Elementare Dinge für uns Menschen sind: Liebe, Wertschätzung, Nähe, Respekt, Austausch, Verständnis, Geborgenheit. Da hilft auf Dauer zum Beispiel eine reine Sex-Beziehung kaum weiter. Denn: Sex-Beziehungen haben normalerweise ihr Ablaufdatum. Entweder man hat irgendwann keine Lust mehr aufeinander oder es entwickelt sich mehr – die oben genannten elementaren Dinge – und man schlittert doch in eine Beziehung.
Geht’s nicht doch irgendwie um sowas Kitschiges wie Liebe? Dass wir gerne an echte Liebe glauben wollen? Ohne Hintergedanken? Klar geht’s darum. Immer wieder. Dieser Glaube ist aber nicht einfach in uns drin. Je mehr Erfahrungen wir sammeln, desto mehr Arbeit ist es, an Liebe und Beziehungen glauben zu können.
Völlig egal, in welchem Beziehungsbereich auch immer: Wir müssen zunächst immer und immer wieder an uns arbeiten. Auch das ist ohne Alternative. Wer dazu nicht bereit ist, wird für immer Single bleiben, selbst wenn man in einer festen Beziehung steckt. Dazu muss man zunächst einmal zulassen, eigene Seelenarbeit zu leisten. Egal ob in der Kindheit eine gute Beziehungsbasis gelegt wurde oder nicht: Wer sich nicht um sich selbst kümmert, kann nicht für andere da sein.

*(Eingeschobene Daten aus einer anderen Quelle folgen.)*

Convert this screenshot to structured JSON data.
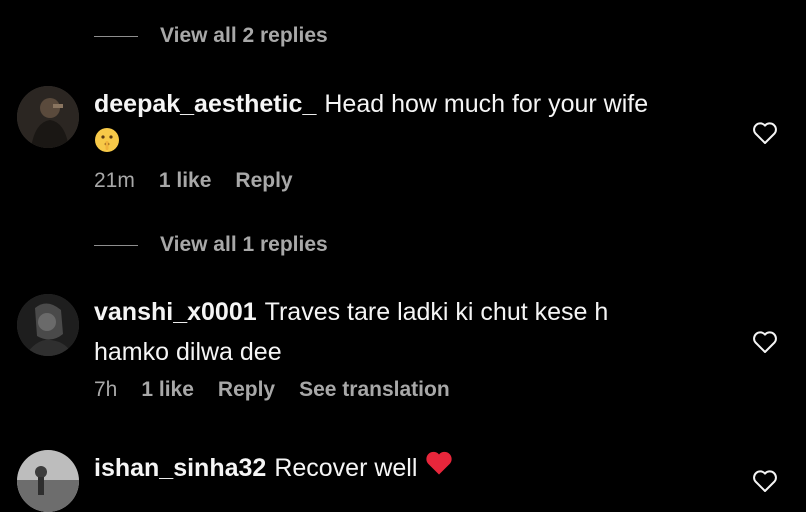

Ich versuche, mich mit Hilfe eines Coaches um meine Seelenarbeit zu kümmern. Und dieser setzte mich immer wieder auf den Pott. Ich hatte viele Themen, die meine Beziehungen immer und immer wieder kompliziert machten und all diese Themen brauchten ihren Raum, ihre Bearbeitung.
Ich haderte mit mir selbst und fragte mich in den Coachings immer wieder: Warum muss ich immer etwas für Beziehungen tun? Das ist so anstrengend. Das ist auch nicht fair, denn immer bin ich gefragt. Wenn ich es nicht mache, tut es einfach keiner.
Der Coach antwortete immer recht trocken: "Sie können es auch lassen. Nur ändert sich dann nichts. Das ist auch okay. Aber dann ist es vielleicht auch nicht wichtig. Müssen Sie halt überlegen." Und zack, war der Ball wieder bei mir.
Ich fühlte mich wahnsinnig erschöpft. Und eine Kernfrage zerquetschte mir das Hirn: Wie viel Nähe, wie viel Distanz ist in einer Beziehung wichtig und richtig? Weglaufen oder bleiben? Abbruch oder all in? Ständig ging es bei meinem Coach um denselben Mist. Und er wieder trocken: "Ihnen fehlt das mittlere Maß! Dabei geht es nicht darum, mittelmäßig zu sein. Das ist ein großer Unterschied. Außerdem müssen Sie entscheiden, ob es sich lohnt, Ihr Herz zu öffnen. Gerne auch mit einem mittleren Maß."
Anfangs dachte ich: Danke für den Kalenderblatt-Spruch.
Mehr und mehr konnte ich seine Kernsätze jedoch annehmen. Um ehrlich zu sein: Das war der Schlüssel dafür, dass ich heute erfolgreich und unheimlich gerne verheiratet und Vater bin. Ich habe das mittlere Maß gefunden, in so vielen Bereichen.
Ich muss nicht mehr Weltmeister in allen Disziplinen der Beziehung sein. Aber ich muss ständig daran arbeiten. Auch in allen anderen Beziehungen meines Lebens, ob bei Freund:innen oder bei mir in der Agentur gilt: Das Maß aus Nähe und Distanz macht die gute Beziehung aus und ob man Bock darauf hat.